Broberg, Andersen, Seim (2011) ont montré qu'introduire la notion d'objet-frontière (au sens de Star et Griesemer, 1989) permettait de mieux comprendre le rôle des objets dans l'ergonomie participative relative aux processus de conception. Les auteurs soutiennent que la sélection d’objets-frontières dans les processus d’ergonomie participative est essentielle car les objets facilitent la participation et l’implication de différents acteurs, donc une conception collaborative. Ils sont nécessaires pour créer un langage commun qui permet aux connaissances et aux idées de tous les participants d’être représentés. A partir de deux études de cas et à travers cinq objets présentés lors d’un processus de conception participative, 1/de l’utilisation de nouvelles technologies dans un atelier de fabrication et 2/de nouveaux espaces de travail dans la fonction publique, ils décrivent certaines caractéristiques des objets, leur contexte d’utilisation et ce qu’ils produisent :

- Ces objets sont créés à travers l’action des participants, fabriqués dans l’action (« objects- in-the-making »)

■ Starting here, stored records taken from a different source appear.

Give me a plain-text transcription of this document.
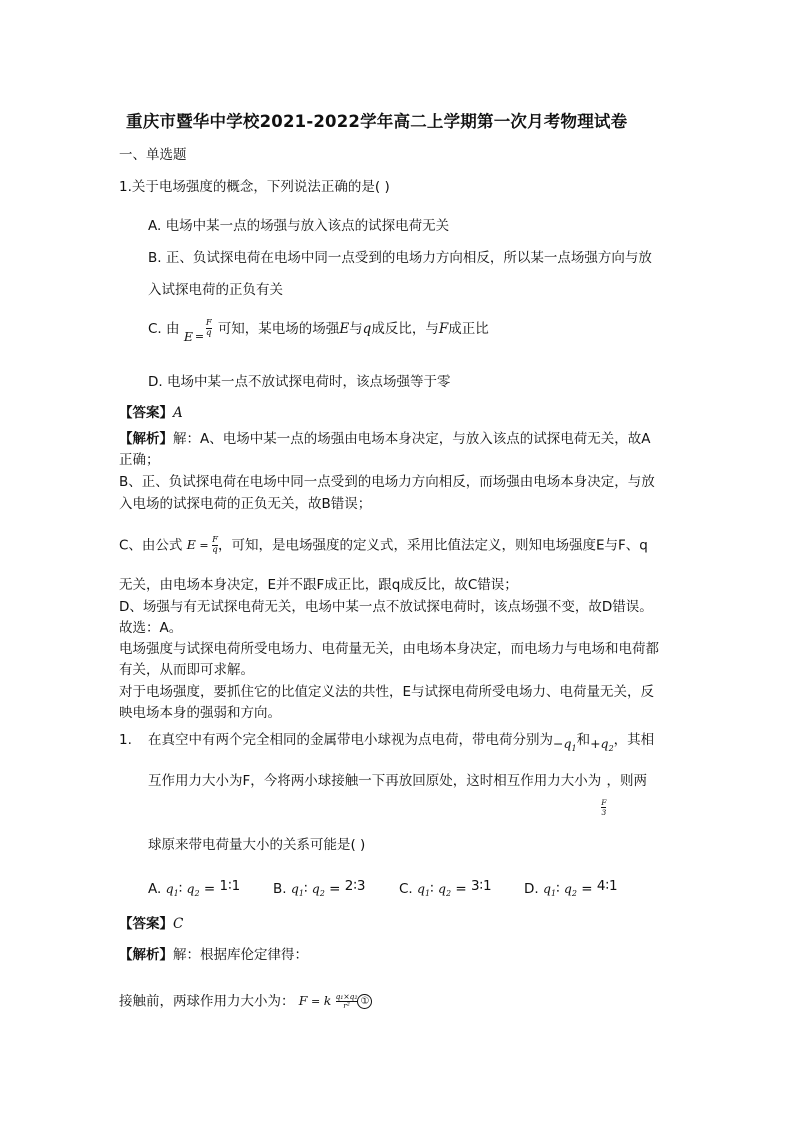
重庆市暨华中学校2021-2022学年高二上学期第一次月考物理试卷
一、单选题
1.关于电场强度的概念，下列说法正确的是( )
A. 电场中某一点的场强与放入该点的试探电荷无关
B. 正、负试探电荷在电场中同一点受到的电场力方向相反，所以某一点场强方向与放
入试探电荷的正负有关
C. 由 E =
F
q 可知，某电场的场强E与q成反比，与F成正比
D. 电场中某一点不放试探电荷时，该点场强等于零
【答案】A
【解析】解：A、电场中某一点的场强由电场本身决定，与放入该点的试探电荷无关，故A
正确；
B、正、负试探电荷在电场中同一点受到的电场力方向相反，而场强由电场本身决定，与放
入电场的试探电荷的正负无关，故B错误；
C、由公式 $E = \frac{F}{q}$ ，可知，是电场强度的定义式，采用比值法定义，则知电场强度E与F、q
无关，由电场本身决定，E并不跟F成正比，跟q成反比，故C错误；
D、场强与有无试探电荷无关，电场中某一点不放试探电荷时，该点场强不变，故D错误。
故选：A。
电场强度与试探电荷所受电场力、电荷量无关，由电场本身决定，而电场力与电场和电荷都
有关，从而即可求解。
对于电场强度，要抓住它的比值定义法的共性，E与试探电荷所受电场力、电荷量无关，反
映电场本身的强弱和方向。
1. 在真空中有两个完全相同的金属带电小球视为点电荷，带电荷分别为$-q_1$和$+q_2$，其相
互作用力大小为F，今将两小球接触一下再放回原处，这时相互作用力大小为
$\frac{F}{3}$
，则两
球原来带电荷量大小的关系可能是( )
A. $q_1∶$ $q_2$ = 1∶1 B. $q_1∶$ $q_2$ = 2∶3 C. $q_1∶$ $q_2$ = 3∶1 D. $q_1∶$ $q_2$ = 4∶1
【答案】C
【解析】解：根据库伦定律得：
接触前，两球作用力大小为： F = k $\frac{\text{q₁×q₂}}{\text{r²}}$ ①
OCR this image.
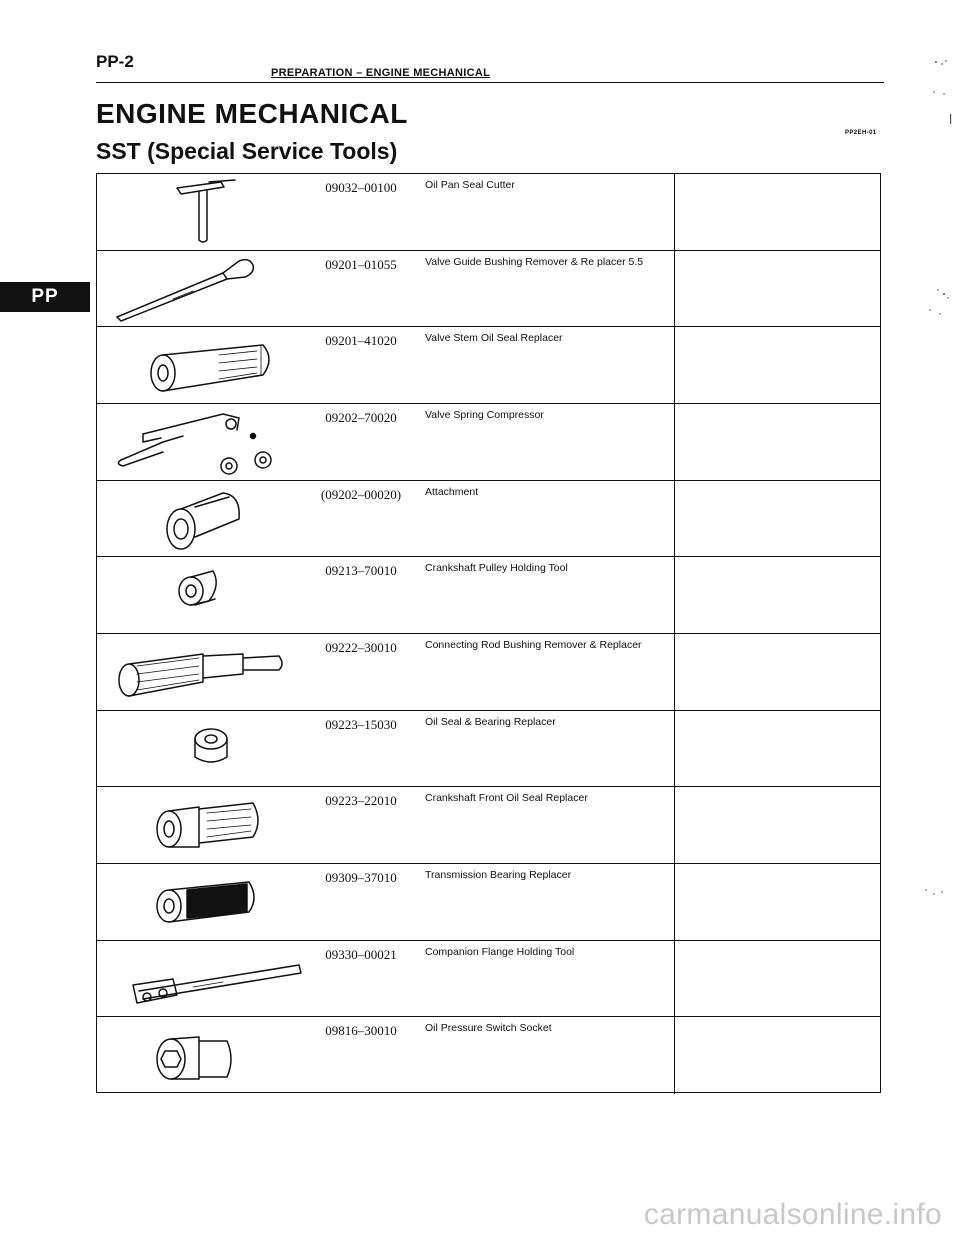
PP-2
PREPARATION – ENGINE MECHANICAL
ENGINE MECHANICAL
SST (Special Service Tools)
PP2EH-01
PP
09032–00100	Oil Pan Seal Cutter
09201–01055	Valve Guide Bushing Remover & Re placer 5.5
09201–41020	Valve Stem Oil Seal Replacer
09202–70020	Valve Spring Compressor
(09202–00020)	Attachment
09213–70010	Crankshaft Pulley Holding Tool
09222–30010	Connecting Rod Bushing Remover & Replacer
09223–15030	Oil Seal & Bearing Replacer
09223–22010	Crankshaft Front Oil Seal Replacer
09309–37010	Transmission Bearing Replacer
09330–00021	Companion Flange Holding Tool
09816–30010	Oil Pressure Switch Socket
carmanualsonline.info
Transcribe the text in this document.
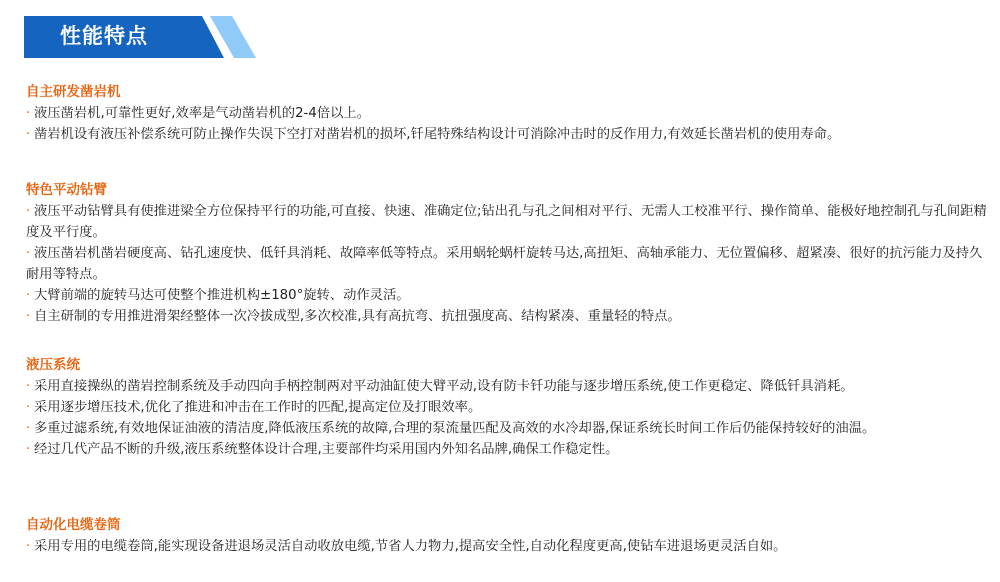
性能特点
自主研发凿岩机
· 液压凿岩机,可靠性更好,效率是气动凿岩机的2-4倍以上。
· 凿岩机设有液压补偿系统可防止操作失误下空打对凿岩机的损坏,钎尾特殊结构设计可消除冲击时的反作用力,有效延长凿岩机的使用寿命。
特色平动钻臂
· 液压平动钻臂具有使推进梁全方位保持平行的功能,可直接、快速、准确定位;钻出孔与孔之间相对平行、无需人工校准平行、操作简单、能极好地控制孔与孔间距精度及平行度。
· 液压凿岩机凿岩硬度高、钻孔速度快、低钎具消耗、故障率低等特点。采用蜗轮蜗杆旋转马达,高扭矩、高轴承能力、无位置偏移、超紧凑、很好的抗污能力及持久耐用等特点。
· 大臂前端的旋转马达可使整个推进机构±180°旋转、动作灵活。
· 自主研制的专用推进滑架经整体一次冷拔成型,多次校准,具有高抗弯、抗扭强度高、结构紧凑、重量轻的特点。
液压系统
· 采用直接操纵的凿岩控制系统及手动四向手柄控制两对平动油缸使大臂平动,设有防卡钎功能与逐步增压系统,使工作更稳定、降低钎具消耗。
· 采用逐步增压技术,优化了推进和冲击在工作时的匹配,提高定位及打眼效率。
· 多重过滤系统,有效地保证油液的清洁度,降低液压系统的故障,合理的泵流量匹配及高效的水冷却器,保证系统长时间工作后仍能保持较好的油温。
· 经过几代产品不断的升级,液压系统整体设计合理,主要部件均采用国内外知名品牌,确保工作稳定性。
自动化电缆卷筒
· 采用专用的电缆卷筒,能实现设备进退场灵活自动收放电缆,节省人力物力,提高安全性,自动化程度更高,使钻车进退场更灵活自如。
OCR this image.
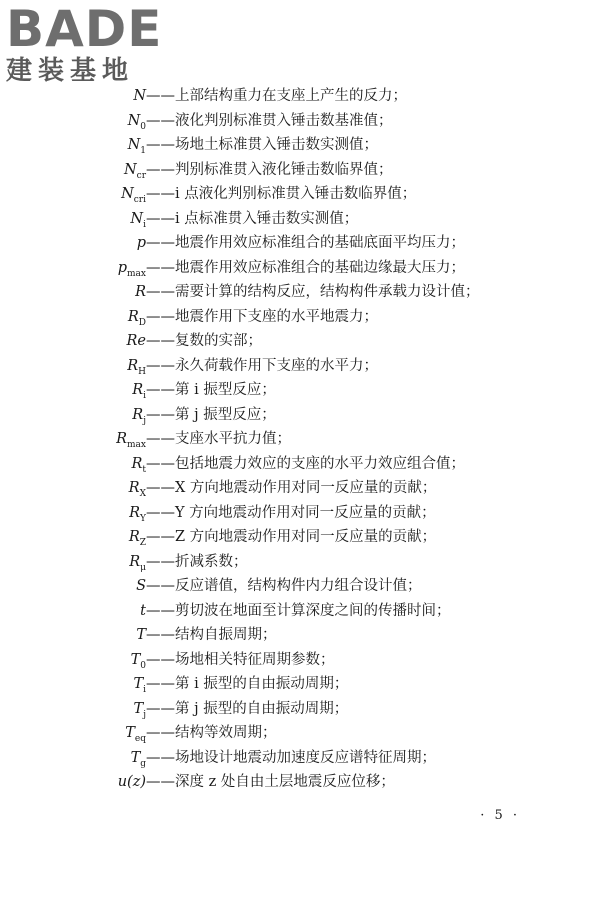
BADE
建装基地
N ——上部结构重力在支座上产生的反力；
$N_0$ ——液化判别标准贯入锤击数基准值；
$N_1$ ——场地土标准贯入锤击数实测值；
$N_{cr}$ ——判别标准贯入液化锤击数临界值；
$N_{cri}$ ——i 点液化判别标准贯入锤击数临界值；
$N_i$ ——i 点标准贯入锤击数实测值；
p ——地震作用效应标准组合的基础底面平均压力；
$p_{max}$ ——地震作用效应标准组合的基础边缘最大压力；
R ——需要计算的结构反应，结构构件承载力设计值；
$R_D$ ——地震作用下支座的水平地震力；
Re ——复数的实部；
$R_H$ ——永久荷载作用下支座的水平力；
$R_i$ ——第 i 振型反应；
$R_j$ ——第 j 振型反应；
$R_{max}$ ——支座水平抗力值；
$R_t$ ——包括地震力效应的支座的水平力效应组合值；
$R_X$ ——X 方向地震动作用对同一反应量的贡献；
$R_Y$ ——Y 方向地震动作用对同一反应量的贡献；
$R_Z$ ——Z 方向地震动作用对同一反应量的贡献；
$R_\mu$ ——折减系数；
S ——反应谱值，结构构件内力组合设计值；
t ——剪切波在地面至计算深度之间的传播时间；
T ——结构自振周期；
$T_0$ ——场地相关特征周期参数；
$T_i$ ——第 i 振型的自由振动周期；
$T_j$ ——第 j 振型的自由振动周期；
$T_{eq}$ ——结构等效周期；
$T_g$ ——场地设计地震动加速度反应谱特征周期；
u(z) ——深度 z 处自由土层地震反应位移；
· 5 ·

- Ils doivent être capables de suggérer leur propre utilisation (« built-in-affordance ») - Ils doivent être flexibles et malléables

- Leur utilisation requiert des règles et des instructions

- Un facilitateur doit accompagner leur utilisation (“a facilitator”), sélectionnant les OI, développant les règles et les instructions et guidant les ateliers de travail dans lesquels les objets sont utilisés.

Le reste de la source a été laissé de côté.